The "gurus" are talking about managed mutual funds, which is where a "Rain Man" genius stock picker tries to pick the best stocks. 10 years separates the skilled from the lucky. They want you to compare managed funds to each other. Actually, compare them to the index. Make sure to subtract out their expense ratios and loads.
Or better still, compare them to index funds that work in the same domain of stocks, such as VFINX for large-caps. Index funds do in fact have expense ratios, but they should be very, very small (less than 0.1%). So make sure to compare them net of loads and expense ratios!*
In the case of Vanguard, their life-cycle target funds are index funds, those are basically Vanguard's whole thesis (read John Bogle's book). So comparing them to the index is a lost cause, they are the index.
Life-cycle funds
The deal is that the stock market gives the highest growth but high volatility also. If your planning horizon is long enough (>20 years), the volatility averages out and the stock market is such a sure investment that university endowments are in it.
However, as you get near retirement age, you risk getting nailed by a downturn, without enough time left to recover value. So as you get closer to retirement age, you should be migrating out of stocks and into stable but lower growth investments like bonds. Life-cycle funds do this automatically.

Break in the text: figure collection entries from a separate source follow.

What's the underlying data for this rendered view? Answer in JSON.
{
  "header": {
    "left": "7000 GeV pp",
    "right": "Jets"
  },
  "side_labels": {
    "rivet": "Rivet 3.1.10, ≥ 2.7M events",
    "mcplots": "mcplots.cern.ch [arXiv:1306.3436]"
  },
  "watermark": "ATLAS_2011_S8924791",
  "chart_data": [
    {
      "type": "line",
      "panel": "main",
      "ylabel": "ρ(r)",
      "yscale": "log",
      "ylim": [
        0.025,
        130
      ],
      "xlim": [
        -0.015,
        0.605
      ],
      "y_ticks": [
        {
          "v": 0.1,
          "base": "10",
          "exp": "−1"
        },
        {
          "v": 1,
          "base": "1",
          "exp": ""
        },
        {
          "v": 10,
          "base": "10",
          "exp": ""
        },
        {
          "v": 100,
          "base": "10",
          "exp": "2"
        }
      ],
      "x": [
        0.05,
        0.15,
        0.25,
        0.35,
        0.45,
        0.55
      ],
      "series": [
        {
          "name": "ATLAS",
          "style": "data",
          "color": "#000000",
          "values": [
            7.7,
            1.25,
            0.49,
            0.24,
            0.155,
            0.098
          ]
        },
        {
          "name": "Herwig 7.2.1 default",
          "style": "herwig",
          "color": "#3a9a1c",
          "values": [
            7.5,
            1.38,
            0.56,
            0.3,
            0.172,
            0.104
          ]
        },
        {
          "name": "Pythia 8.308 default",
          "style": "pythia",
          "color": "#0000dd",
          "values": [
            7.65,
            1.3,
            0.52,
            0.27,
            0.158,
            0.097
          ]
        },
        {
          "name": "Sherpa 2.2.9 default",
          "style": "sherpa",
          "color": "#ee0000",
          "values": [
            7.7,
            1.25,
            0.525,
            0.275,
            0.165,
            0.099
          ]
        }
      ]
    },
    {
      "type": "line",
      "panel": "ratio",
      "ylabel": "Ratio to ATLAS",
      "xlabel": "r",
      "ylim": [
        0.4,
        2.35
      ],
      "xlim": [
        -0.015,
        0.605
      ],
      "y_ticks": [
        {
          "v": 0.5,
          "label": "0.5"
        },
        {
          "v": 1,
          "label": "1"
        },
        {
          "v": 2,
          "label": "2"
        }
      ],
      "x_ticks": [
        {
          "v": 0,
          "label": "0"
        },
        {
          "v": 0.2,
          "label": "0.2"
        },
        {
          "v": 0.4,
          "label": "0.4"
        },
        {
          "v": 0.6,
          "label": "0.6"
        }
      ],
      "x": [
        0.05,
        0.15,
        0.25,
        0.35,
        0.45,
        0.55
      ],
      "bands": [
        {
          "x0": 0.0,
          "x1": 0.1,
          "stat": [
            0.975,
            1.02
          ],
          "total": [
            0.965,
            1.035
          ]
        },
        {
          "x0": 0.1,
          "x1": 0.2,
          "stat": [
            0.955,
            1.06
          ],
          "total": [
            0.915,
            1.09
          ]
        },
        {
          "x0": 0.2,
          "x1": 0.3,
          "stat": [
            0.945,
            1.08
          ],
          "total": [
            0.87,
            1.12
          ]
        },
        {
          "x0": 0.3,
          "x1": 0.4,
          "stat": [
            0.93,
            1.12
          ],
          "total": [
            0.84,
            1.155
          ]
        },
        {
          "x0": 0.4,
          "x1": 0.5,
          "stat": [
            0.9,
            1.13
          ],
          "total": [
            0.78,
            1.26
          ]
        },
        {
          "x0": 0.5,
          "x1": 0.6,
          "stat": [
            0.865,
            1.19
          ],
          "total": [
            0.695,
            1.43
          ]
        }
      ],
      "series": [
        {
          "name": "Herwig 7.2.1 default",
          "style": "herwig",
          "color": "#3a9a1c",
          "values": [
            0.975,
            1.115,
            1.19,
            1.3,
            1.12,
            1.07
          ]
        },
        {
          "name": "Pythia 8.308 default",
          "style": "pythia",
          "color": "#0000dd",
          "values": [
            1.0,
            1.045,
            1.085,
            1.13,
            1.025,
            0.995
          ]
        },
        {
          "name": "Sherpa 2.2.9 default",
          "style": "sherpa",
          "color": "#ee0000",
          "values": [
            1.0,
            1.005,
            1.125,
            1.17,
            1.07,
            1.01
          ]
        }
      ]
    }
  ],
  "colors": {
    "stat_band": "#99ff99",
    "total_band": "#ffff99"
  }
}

So if you want to compare a life cycle fund, you need to break it into its components and figure out what fraction is in bonds, comparethat to a bond index, which fraction is in large caps, compare that to the S&P 500, etc. etc.
Now, the life cycle fund does the blending based on a rigid formula, a clever person could look at market conditions and make big shifts when the market seems to be at a peak. However, that is called "timing the market", and brokers absolutely will never tell you to do that, for a lot of reasons, largely business ones.
* and compare good index funds, like Vanguard's. Every broker which pushes managed funds also has an index fund on their books, rigged with the same 5.25% load and 1.5% expense ratio that they charge managed funds. It's only there to look bad.